Nein, Reservierungen werden nicht mehr per Diskette auf die Anzeigen an den Sitzen übertragen, das geschehe schon lange nicht mehr, versichert die Deutsche Bahn. Die Reservierungsdaten lägen auf einem Server der DB und würden im Zug über ein Modem oder Mobiltelefon per Mobilfunk empfangen und dann auf die Anzeigen ausgespielt. Aber auch hier gibt es natürlich Tücken, denn es könne durchaus passieren, dass die Verbindung zum Server erst nach Fahrtbeginn oder auch gar nicht erfolgreich aufgebaut werden kann. Auch könnten Störungen an Servern oder bei Mobilfunkanbietern die Datenübertragung verhindern. Das Ergebnis: "ggf. freigeben."

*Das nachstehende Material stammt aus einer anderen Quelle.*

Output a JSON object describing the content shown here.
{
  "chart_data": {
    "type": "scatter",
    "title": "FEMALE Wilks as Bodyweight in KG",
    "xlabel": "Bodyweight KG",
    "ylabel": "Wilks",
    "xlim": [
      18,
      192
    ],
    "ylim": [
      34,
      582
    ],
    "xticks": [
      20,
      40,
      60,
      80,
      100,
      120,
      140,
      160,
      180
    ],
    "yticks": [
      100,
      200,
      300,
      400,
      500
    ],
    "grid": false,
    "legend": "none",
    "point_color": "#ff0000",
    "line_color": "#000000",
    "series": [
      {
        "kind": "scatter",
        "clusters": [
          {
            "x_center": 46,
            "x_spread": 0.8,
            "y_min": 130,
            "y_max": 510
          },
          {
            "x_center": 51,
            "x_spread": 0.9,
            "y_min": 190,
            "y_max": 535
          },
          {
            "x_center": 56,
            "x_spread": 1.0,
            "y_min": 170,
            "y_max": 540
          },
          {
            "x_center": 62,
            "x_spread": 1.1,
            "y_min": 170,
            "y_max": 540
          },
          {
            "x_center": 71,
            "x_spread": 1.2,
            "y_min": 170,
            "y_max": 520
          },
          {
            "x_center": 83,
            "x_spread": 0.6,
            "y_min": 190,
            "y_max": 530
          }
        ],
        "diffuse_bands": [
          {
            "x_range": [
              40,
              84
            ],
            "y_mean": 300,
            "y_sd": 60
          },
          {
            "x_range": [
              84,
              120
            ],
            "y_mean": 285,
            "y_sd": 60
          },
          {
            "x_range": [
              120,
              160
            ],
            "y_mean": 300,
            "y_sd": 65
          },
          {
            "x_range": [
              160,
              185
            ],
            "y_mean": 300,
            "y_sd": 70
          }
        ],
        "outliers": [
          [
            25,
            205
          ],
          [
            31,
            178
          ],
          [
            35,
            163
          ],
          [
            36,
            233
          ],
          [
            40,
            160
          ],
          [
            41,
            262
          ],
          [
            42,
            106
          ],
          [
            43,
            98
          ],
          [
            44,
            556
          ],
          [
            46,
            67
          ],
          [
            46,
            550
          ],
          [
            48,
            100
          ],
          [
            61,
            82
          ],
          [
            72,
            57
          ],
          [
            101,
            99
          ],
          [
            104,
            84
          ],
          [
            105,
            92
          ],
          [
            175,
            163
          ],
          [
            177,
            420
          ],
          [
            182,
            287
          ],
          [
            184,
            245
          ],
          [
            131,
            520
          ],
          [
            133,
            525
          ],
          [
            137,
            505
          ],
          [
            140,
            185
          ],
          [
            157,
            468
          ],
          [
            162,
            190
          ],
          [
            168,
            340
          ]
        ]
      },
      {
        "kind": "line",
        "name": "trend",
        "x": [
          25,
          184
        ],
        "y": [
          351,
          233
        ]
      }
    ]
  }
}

Ein Ruckeln holte mich erneut aus den Gedanken vom Gestern, Heute und Morgen, der Bus erreichte Hoya und überquerte die Weser. Hier musste ich umsteigen und sprach entgegen dem schriftlich ausgewiesenen Verbot den Fahrer an, wo ich aussteigen müsse, um nach Hassel zu kommen, zumal die Umgebung recht schnell wieder ländlicher geworden war. "Ach, am Bahnhof sind wir schon vorbei. Ich werde aber für Sie umkehren und sie dort absetzen." Sagte er, machte kehrt und setzte mich einen Kilometer später ab.